I can sympathise with Sophie - I was just envying you the tranquil scene beside the canal when that train went hurtling by! So much for the quiet of the countryside.
Judging by the speed and lack of adherence to any traffic regulations here, I should say that white van speed limit denial is a universal syndrome!

Camille said...

Your white van drivers could perhaps be compared to our Amazon or FedEx delivery drivers as they hurtle along flinging packages left and right and and racing onwards. It's always best to stay out of their way.

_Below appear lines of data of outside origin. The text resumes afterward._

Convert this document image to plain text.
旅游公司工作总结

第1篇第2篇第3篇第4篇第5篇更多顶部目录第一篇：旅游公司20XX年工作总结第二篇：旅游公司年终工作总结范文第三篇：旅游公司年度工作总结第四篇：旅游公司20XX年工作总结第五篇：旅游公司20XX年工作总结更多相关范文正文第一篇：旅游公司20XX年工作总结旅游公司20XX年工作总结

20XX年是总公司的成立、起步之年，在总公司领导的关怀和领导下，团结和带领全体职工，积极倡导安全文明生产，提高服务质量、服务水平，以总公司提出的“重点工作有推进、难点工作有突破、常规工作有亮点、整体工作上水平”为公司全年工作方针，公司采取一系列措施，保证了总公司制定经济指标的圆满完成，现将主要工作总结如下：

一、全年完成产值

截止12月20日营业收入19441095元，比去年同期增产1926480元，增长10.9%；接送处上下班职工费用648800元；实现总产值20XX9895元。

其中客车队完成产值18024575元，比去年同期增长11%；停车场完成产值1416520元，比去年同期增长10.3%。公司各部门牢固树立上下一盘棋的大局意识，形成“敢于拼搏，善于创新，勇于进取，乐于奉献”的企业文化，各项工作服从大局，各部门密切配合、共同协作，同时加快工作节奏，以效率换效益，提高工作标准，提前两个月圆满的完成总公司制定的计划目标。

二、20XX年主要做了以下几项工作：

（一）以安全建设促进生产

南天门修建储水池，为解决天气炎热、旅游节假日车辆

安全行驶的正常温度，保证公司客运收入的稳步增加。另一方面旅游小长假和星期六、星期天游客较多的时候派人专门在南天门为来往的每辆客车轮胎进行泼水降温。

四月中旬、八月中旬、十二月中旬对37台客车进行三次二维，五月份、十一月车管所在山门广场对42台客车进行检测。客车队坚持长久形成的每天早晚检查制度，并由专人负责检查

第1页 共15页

What lovely photos this morning of your canal visit. The 7:32 train made me long to be on it going to Toulouse.

Yamini MacLean said...

Hari OM
No - there IS a thing called "White Van Syndrome", which incorporates the speed limit denial, the other traffic existing denial, parking regs denial and traffic light denial!!! YAM xx

Taste of France said...

The cloud reflections on the canal are particularly beautiful.
I would not want to be a cyclist meeting a speeding van head-on on that bridge.
I drove over a similar bridge--worse, it was over the Missouri River, so it was agonizingly long. I looked up a photo and it shows two-way traffic, but I recall it being one way at a time. Extremely narrow, with safety rails that were barely a meter high--looking out the river, one say only air and the chocolatey water below. I think I went at 10 mph out of sheer terror. I wanted to take a different route, but my father, in the shotgun seat, insisted, and one did what he wanted.

rottrover said...

What a wonderful place to walk! One could go for miles. Happy End-of-Lockdown!